Every time I ran into my upstairs neighbor, she asked me when Mr. O was going to propose. I ran into her a lot.

And every time I saw my cousins they would say, "What is he waiting for? You don't deserve to wait around forever!" One cousin even had a guy she wanted me to meet. Seriously?!

Chip, chip, chip....all this stuff, after all this time, was starting to wear me down. I started to feel like Beth, Jen Aniston's character in "He's Just Not That Into You." 

"So if I hear a story about a girl who's been with a guy for 3 years and he finally married her, that's the exception...But for guys like Neil, who are with girls like me...for 7 years and aren't married...they're never getting married."


And that's when the wedding interrogations started to really bug me. I felt like people didn't consider us a legitimate couple because we weren't married. And the fact that we'd been together for so long and weren't married - well, there had to be something wrong with us, right? I was frustrated that our relationship was being judged and compared...and I wanted to hide and everyone to leave us alone.

On the outside though, I kept myself together. I could never let Mr. Ostrich know about these ridiculous thoughts - it would make him feel bad because I knew that we were saving for our own day...but when was that going to be? "Probably another year," I concluded, after doing some quick math in my head. "One more year."

A few months later, my best friend, B, got married and it was beautiful, perfect and I was so thrilled for her. 

The next day I turned 30.

The day after that, Mr. Ostrich proposed.

EPILOGUE:

After we got engaged, I asked Mr. O about why he picked the day after my birthday. 
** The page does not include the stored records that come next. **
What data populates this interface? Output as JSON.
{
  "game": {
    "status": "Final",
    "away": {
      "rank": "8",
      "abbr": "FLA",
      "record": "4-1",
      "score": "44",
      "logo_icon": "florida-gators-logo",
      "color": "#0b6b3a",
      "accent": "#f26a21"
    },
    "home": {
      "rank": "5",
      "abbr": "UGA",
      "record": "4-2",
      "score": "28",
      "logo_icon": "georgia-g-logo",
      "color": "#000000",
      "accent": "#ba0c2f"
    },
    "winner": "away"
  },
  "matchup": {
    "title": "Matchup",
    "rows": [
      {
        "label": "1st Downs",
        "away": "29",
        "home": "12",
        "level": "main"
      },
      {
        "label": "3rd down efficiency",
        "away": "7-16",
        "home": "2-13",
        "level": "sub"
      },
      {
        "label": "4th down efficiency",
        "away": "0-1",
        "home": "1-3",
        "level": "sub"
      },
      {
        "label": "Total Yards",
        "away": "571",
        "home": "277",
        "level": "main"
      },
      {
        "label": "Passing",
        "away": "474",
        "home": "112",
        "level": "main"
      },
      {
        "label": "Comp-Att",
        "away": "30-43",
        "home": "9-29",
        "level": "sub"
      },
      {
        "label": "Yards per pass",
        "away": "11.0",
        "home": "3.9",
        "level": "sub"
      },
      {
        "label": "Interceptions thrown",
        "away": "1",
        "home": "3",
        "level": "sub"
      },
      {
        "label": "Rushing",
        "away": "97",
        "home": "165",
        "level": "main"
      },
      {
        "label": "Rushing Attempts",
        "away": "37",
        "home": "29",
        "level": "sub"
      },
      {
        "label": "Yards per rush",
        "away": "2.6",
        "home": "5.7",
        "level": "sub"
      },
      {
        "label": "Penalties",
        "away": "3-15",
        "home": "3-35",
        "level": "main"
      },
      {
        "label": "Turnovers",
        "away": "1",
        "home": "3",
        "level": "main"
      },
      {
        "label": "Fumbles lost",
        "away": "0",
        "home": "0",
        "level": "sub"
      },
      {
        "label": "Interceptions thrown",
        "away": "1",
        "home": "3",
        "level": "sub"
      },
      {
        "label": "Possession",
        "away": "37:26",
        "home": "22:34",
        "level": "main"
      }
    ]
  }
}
"I had a deadline for myself. In your 20's, you and I did everything we wanted to do, independently, with our friends and together as a couple. For your 30's, it'll be a new chapter, for us...and I wanted you to start your 30's with that promise and a ring."

Looking back on our crazy 10 years together, I'm really really happy that we waited until now to tie this knot. Here's why:

GROW, GROW, GROW:

These years have allowed me to grow independently - in my career, relationships with friends and family and emotionally. When I was 21 {when I first met Mr. O}, I was like Julia Roberts in Runaway Bride - I didn't know what kind of eggs I liked...I was a chameleon, falling in love with new things and trying new personas on for size. Now, I know not only what I like {eggs, poached} but what I want my life to look like...now I just need the directions :)


GIRLS JUST WANNA HAVE FUN:

Don't get me wrong - Mr. Ostrich and I love hanging out with each other. But our friends and family are also super important to us and we wanted  to have a few adventures with them, independent from each other. So every week, we have our "girls" or "guys" night....and that's when I get to dance it out! And every couple months, there were the crazy vacations. Now, our friendships are stronger than ever and we have some hilarious memories to look back on.

 {painting the town in nyc}

LEAN ON ME: 

Over the course of 10 years, drama and hardship will find a way to rear their ugly heads. Financial hardships, family deaths, career slumps, family illness - the hurdles came fast and furious...and they were brutal. But we leaned hard and held on tight. And knowing that we made it through these times gives me the confidence that we can get through anything together.


{the Ostriches @ Outside Lands Music Festival, 2010}

Now it's your turn, Bees - How long have you been with your fiance? And for those who experienced wedding pressure from friends and family {or nosy neighbors}, how did you deal?